函数式编程(一) lambda、FunctionalInterface、Method Reference
Stream是Java8最大的亮点,它是对集合对象功能的增强,专注于对集合对象进行各种高效的数据处理,Stream API借助于lambda表达式极大的提高了编程效率及程序的可读性,同时Stream提供串行和并行两种模式进行汇聚操作,并行模式可以充分利用多核处理器的优势。结合lambda表达式及Stream API可以很方便的编写高性能并发程序。
在操作数据库时,SQL语句强大的语义表达使得对数据库的操作非常简单,而Stream的出现使得编写高可读性及高效的集合处理代码变得容易。
本篇博客关注于Stream与Collector的基本概念、组成及方法介绍,对其源码分析请见链接。
class Student{
String name;
int age;
int score;
public Student(String name, int age, int score) {
super();
this.name = name;
this.age = age;
this.score = score;
}
@Override
public String toString() {
return "Student [name=" + name + ", age=" + age + ", score=" + score + "]";
}
}
数据源:
List<Student> list = Arrays.asList(new Student("wang", 20, 90),
new Student("zhao", 30, 80), new Student("li", 25, 99),
new Student("sun", 20, 80), new Student("zhou", 30, 70));
需求:
将学生列表中筛选出成绩大于等于80分的学生,然后按照学生年龄分组,Map的key为学生年龄,value为学生名字列表。
如果使用传统的编码方式,代码如下:
Map<Integer, List<String>> rst = new HashMap<>();
for (Student stu : list) {
if(stu.getScore() >= 80) {
List<String> names = rst.getOrDefault(stu.getAge(), new ArrayList<String>());
names.add(stu.getName());
rst.put(stu.getAge(), names);
}
}
采用流方式编码代码如下:
Map<Integer, List<String>> map = list.stream().filter(s -> s.score>=80).
collect(Collectors.groupingBy(Student::getAge, Collectors.mapping(Student::getName, Collectors.toList())));
对比上面上段代码,不难发现采用Stream方式的代码可读性非常高,而这正是Java8 Stream带来的函数式编程的强大之处。
Stream
JavaDoc里对Stream的第一句话:A sequence of elements supporting sequential and parallel aggregate operations.流其实是支持对系列数据的并行和串行操作。
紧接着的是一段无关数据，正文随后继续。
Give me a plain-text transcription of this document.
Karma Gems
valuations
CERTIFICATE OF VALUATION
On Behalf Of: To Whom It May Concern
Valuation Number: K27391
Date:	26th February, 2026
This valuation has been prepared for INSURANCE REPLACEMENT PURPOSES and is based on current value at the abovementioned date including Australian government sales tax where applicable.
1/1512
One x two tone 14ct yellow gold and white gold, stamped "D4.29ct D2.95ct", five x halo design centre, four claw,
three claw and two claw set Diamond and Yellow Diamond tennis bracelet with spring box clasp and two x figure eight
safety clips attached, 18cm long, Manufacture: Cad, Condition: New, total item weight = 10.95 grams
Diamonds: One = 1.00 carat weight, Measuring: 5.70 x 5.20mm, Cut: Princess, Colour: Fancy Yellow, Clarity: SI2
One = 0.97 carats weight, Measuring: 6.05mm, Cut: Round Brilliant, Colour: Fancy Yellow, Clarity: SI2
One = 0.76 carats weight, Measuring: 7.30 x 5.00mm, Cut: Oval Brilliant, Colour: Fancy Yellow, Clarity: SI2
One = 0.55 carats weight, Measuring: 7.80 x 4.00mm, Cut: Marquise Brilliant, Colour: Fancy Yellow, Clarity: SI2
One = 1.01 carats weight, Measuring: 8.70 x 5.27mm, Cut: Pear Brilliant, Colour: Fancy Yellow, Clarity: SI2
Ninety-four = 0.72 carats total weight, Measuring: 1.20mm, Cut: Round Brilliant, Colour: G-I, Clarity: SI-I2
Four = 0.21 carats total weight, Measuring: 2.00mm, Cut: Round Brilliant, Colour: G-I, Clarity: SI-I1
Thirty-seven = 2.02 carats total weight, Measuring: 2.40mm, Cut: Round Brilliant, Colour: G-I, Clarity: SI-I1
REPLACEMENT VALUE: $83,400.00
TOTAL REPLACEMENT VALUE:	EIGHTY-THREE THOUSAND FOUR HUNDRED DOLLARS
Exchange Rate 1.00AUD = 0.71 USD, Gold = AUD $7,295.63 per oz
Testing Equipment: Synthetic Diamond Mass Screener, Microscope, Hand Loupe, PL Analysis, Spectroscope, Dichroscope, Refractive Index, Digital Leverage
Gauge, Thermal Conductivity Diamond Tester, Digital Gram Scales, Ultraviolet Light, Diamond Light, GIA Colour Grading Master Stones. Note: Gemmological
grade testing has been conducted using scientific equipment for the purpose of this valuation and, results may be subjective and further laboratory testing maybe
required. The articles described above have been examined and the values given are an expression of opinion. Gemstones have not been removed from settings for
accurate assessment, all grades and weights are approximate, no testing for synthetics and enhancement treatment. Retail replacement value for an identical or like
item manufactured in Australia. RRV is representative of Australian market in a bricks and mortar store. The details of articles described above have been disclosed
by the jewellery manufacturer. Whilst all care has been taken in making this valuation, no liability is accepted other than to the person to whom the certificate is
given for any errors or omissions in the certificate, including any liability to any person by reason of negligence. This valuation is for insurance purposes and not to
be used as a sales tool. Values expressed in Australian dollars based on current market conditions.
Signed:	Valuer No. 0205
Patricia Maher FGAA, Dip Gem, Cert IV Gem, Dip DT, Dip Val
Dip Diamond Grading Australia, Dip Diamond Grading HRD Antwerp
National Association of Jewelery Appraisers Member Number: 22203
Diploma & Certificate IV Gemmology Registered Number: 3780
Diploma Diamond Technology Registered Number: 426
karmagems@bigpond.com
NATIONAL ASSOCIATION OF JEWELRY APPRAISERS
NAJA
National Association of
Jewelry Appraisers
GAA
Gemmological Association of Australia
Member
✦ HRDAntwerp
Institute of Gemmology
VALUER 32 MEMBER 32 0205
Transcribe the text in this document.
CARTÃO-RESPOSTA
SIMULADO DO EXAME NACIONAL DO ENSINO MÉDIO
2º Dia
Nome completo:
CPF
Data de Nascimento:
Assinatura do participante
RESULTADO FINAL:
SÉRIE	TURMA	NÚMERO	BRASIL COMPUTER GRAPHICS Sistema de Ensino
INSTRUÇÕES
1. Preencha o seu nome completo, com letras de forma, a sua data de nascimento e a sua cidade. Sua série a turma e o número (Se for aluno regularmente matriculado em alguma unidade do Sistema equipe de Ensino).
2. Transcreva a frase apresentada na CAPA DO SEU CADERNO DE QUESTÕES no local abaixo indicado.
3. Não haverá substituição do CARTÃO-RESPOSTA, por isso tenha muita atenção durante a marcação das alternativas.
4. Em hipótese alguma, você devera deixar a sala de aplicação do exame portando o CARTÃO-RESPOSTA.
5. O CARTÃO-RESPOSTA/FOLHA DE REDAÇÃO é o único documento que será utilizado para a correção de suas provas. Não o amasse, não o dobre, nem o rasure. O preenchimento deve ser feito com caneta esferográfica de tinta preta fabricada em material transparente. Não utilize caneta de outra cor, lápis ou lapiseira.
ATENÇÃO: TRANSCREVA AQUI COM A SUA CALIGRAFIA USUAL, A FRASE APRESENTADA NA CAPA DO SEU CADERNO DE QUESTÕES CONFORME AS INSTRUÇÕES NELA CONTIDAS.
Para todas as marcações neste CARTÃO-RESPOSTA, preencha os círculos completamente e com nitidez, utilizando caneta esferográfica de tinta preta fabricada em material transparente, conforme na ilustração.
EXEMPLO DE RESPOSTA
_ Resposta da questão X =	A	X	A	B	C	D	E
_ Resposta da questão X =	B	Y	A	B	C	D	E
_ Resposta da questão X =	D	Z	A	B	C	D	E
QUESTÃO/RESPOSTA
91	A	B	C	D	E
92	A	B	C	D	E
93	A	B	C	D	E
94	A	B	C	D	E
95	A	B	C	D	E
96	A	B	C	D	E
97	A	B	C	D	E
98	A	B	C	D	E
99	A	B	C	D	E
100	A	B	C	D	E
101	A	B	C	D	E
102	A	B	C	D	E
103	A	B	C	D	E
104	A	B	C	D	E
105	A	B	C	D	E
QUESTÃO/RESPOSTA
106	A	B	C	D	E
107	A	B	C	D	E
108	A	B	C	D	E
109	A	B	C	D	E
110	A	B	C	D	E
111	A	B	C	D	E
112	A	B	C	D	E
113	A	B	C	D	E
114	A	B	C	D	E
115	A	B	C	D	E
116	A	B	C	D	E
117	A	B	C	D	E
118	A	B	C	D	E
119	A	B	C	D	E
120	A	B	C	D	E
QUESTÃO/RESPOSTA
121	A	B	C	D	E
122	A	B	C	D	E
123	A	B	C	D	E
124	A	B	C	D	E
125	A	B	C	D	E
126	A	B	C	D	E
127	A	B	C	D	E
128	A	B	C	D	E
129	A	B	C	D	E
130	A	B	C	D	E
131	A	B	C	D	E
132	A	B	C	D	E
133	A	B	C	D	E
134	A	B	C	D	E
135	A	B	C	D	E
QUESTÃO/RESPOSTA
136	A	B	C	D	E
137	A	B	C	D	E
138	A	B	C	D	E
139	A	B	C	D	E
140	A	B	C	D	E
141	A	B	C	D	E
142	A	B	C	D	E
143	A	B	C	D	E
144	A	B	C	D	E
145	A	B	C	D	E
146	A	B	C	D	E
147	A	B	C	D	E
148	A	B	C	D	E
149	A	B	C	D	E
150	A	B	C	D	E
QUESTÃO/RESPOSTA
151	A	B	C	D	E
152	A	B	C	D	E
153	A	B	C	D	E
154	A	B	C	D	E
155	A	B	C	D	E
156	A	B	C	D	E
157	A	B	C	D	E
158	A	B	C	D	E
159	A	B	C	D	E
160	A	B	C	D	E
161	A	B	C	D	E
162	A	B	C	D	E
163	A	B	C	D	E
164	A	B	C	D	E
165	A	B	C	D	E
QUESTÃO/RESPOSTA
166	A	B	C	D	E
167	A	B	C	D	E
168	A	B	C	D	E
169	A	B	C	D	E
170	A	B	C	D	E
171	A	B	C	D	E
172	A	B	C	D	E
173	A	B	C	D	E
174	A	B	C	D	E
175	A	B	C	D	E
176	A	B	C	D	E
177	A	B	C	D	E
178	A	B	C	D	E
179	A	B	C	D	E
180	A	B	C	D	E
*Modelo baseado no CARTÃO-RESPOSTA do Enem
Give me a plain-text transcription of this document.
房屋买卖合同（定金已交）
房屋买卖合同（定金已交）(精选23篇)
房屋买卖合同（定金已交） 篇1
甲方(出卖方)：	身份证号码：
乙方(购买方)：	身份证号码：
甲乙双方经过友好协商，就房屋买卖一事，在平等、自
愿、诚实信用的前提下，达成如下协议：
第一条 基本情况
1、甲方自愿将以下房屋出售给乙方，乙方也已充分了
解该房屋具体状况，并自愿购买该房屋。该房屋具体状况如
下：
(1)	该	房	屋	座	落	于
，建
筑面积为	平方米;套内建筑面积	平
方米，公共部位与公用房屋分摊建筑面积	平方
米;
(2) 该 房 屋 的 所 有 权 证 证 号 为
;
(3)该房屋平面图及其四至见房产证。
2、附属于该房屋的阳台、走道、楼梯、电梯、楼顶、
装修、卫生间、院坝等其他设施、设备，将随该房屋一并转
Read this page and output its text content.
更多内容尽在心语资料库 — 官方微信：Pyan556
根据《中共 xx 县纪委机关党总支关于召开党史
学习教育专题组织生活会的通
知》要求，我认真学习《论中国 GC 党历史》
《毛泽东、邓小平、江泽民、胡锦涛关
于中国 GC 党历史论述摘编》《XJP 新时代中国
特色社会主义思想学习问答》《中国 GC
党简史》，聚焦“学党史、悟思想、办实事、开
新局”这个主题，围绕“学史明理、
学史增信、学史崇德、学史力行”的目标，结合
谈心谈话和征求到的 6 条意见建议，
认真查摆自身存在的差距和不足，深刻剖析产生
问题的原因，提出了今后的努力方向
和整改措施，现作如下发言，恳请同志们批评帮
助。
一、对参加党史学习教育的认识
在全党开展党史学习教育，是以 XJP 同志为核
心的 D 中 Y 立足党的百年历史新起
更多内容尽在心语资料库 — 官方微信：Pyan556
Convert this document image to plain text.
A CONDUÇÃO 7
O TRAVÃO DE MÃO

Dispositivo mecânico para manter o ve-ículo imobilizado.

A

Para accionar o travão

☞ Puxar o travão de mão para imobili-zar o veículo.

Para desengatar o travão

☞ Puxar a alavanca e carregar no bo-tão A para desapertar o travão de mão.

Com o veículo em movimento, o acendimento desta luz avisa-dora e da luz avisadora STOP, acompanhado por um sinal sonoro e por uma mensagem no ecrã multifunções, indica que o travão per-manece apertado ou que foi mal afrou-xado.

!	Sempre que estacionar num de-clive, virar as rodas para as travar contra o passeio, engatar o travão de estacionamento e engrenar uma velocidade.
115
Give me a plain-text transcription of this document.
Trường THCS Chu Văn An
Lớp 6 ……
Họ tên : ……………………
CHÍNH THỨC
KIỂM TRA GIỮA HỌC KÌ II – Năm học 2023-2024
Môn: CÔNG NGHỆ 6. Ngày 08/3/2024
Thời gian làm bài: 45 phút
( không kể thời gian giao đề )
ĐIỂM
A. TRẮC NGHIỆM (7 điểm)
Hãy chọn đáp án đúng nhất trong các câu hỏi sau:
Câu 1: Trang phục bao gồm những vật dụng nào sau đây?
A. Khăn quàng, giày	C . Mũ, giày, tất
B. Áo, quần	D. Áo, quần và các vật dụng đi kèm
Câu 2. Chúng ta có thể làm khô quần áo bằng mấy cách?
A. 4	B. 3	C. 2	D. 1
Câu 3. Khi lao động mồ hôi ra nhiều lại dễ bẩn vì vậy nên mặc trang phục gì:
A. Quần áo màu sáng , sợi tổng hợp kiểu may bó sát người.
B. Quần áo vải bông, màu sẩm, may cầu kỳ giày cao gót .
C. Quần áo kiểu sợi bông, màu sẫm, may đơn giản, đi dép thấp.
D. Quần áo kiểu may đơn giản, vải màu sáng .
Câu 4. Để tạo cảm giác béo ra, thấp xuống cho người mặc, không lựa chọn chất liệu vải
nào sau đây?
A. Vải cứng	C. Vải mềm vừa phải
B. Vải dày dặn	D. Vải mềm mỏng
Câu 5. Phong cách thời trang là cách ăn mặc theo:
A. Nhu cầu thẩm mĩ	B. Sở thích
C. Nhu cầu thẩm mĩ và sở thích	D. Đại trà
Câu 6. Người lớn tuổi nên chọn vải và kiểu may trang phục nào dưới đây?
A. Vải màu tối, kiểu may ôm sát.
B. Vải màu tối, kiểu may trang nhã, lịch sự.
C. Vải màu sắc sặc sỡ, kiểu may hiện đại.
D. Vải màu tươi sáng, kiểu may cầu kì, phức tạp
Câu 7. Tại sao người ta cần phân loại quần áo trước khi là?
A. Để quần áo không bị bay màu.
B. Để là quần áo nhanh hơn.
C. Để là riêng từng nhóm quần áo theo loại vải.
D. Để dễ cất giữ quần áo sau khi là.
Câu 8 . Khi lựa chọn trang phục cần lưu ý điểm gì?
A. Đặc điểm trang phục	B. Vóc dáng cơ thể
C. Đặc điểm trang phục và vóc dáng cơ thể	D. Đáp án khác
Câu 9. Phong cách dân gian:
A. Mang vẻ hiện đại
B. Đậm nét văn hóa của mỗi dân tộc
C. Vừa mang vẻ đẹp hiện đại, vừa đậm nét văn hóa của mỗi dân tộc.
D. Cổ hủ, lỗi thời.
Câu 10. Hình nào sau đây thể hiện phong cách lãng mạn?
A stream pipeline consists of a source (which might be an array, a collection, a generator function, an I/O channel, etc), zero or more intermediate operations (which transform a stream into another stream), and a terminal operation(which produces a result or side-effect).Streams are lazy; computation on the source data is only performed when the terminal operation is initiated, and source elements are consumed only as needed.
它本身由三部分组成:
- Head: source Head 流的源头,可以为数组、集合、生成器函数、IO流
- intermediate operations 中间操作,0个或多个,lazy,从一个流转化为另一个流
- TerminalOp 结束操作,启动计算
Tips:源码中对流的标识存在:Sorted与Ordered,Sorted是指流元素是按照元素大小排好序的流,Ordered是指流的存储是否是有顺序的,比如数组、List都是Ordered,而Set、Map等不是Ordered。
1.Head
Stream可以是有限流也可以是无限流,可以由数组、集合、生成器函数、IO流生成。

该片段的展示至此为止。